Per raggiungere questi target sono stati individuati degli strumenti concreti di attuazione che indicano la necessità di costruire strutture accessibili, di incrementare le borse di studio, e di aumentare la disponibilità di insegnanti qualificati anche attraverso progetti di cooperazione.

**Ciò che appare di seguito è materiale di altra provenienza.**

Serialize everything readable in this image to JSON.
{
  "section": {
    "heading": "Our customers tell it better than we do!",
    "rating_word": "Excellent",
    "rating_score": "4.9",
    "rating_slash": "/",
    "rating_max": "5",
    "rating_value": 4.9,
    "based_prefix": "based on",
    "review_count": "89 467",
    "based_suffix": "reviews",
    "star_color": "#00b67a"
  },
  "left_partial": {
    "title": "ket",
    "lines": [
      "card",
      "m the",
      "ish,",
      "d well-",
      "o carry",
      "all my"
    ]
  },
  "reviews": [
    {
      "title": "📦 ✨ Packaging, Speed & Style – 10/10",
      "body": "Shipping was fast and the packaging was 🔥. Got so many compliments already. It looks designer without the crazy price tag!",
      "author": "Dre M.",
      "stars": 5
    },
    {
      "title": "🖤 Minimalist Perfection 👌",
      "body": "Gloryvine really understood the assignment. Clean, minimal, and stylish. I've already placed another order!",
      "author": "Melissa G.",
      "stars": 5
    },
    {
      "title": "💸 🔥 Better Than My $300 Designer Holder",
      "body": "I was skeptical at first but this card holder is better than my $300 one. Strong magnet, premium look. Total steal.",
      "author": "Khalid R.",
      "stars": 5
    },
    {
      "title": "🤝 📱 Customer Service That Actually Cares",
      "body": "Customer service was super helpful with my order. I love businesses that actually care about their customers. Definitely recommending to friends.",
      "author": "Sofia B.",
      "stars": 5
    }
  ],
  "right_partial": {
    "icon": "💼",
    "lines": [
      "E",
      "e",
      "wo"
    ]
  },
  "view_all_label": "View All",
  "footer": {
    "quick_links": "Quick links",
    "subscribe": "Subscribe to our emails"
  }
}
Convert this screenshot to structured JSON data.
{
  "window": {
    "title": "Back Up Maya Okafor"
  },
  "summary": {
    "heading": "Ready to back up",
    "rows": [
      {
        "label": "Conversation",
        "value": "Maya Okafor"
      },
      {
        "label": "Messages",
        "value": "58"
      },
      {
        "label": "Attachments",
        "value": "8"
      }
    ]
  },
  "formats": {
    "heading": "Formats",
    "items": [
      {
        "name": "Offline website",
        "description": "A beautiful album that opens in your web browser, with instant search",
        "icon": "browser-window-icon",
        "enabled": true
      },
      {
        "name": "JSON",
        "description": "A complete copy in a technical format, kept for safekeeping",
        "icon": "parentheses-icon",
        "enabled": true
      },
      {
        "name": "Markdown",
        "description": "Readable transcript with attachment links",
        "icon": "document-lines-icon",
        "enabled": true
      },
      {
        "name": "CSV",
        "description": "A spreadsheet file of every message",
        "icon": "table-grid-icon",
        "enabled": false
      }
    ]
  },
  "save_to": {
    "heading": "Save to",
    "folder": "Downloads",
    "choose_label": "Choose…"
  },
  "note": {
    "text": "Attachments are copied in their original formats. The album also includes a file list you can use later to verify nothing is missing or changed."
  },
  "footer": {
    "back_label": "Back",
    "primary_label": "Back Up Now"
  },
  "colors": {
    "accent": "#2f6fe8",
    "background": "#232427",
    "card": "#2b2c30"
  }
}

Su questi ultimi aspetti emerge come nel 2016 solo il 34% delle scuole primarie nei paesi meno sviluppati disponesse di elettricità. Dal 2010 al 2016 la percentuale di coloro che hanno seguito percorsi di istruzione primaria a livello globale è aumentata dal 63% al 70%  – i tassi di adesione più bassi si trovano in Africa subsahariana (41%) –  mentre il 58% di bambini e adolescenti che seguono un percorso di studi di scuola primaria e secondaria inferiore non raggiungono i livelli minimi di lettura e calcolo (UN).

E in Italia?
Secondo l’ISTAT, l’Italia, dove la partecipazione alla scuola dell’infanzia riguarda la quasi totalità degli interessati, è ancora agli ultimi posti in Europa per numero di laureati, tasso di abbandono e competenze. Fra gli iscritti al terzo anno delle scuole medie, il 34,4% nonraggiunge la sufficienza nelle competenze alfabetiche e il 40,1% in quelle matematiche. In media, il 26,1% degli studenti non raggiunge il livello A2 nella comprensione dell’inglese scritto e il 43,7% il livello A2 nella comprensione dell’inglese parlato. Dati che mostrano, oltre al gap rispetto agli altri paesi europei, una situazione di disuguaglianza territoriale e sociale “che può essere spiegata con la mancanza di opportunità, e rischia di prefigurare un circolo vizioso dove la povertà educativa va a sommarsi a situazioni già di forte deprivazione” (ISTAT – Rapporto SDGs 2019).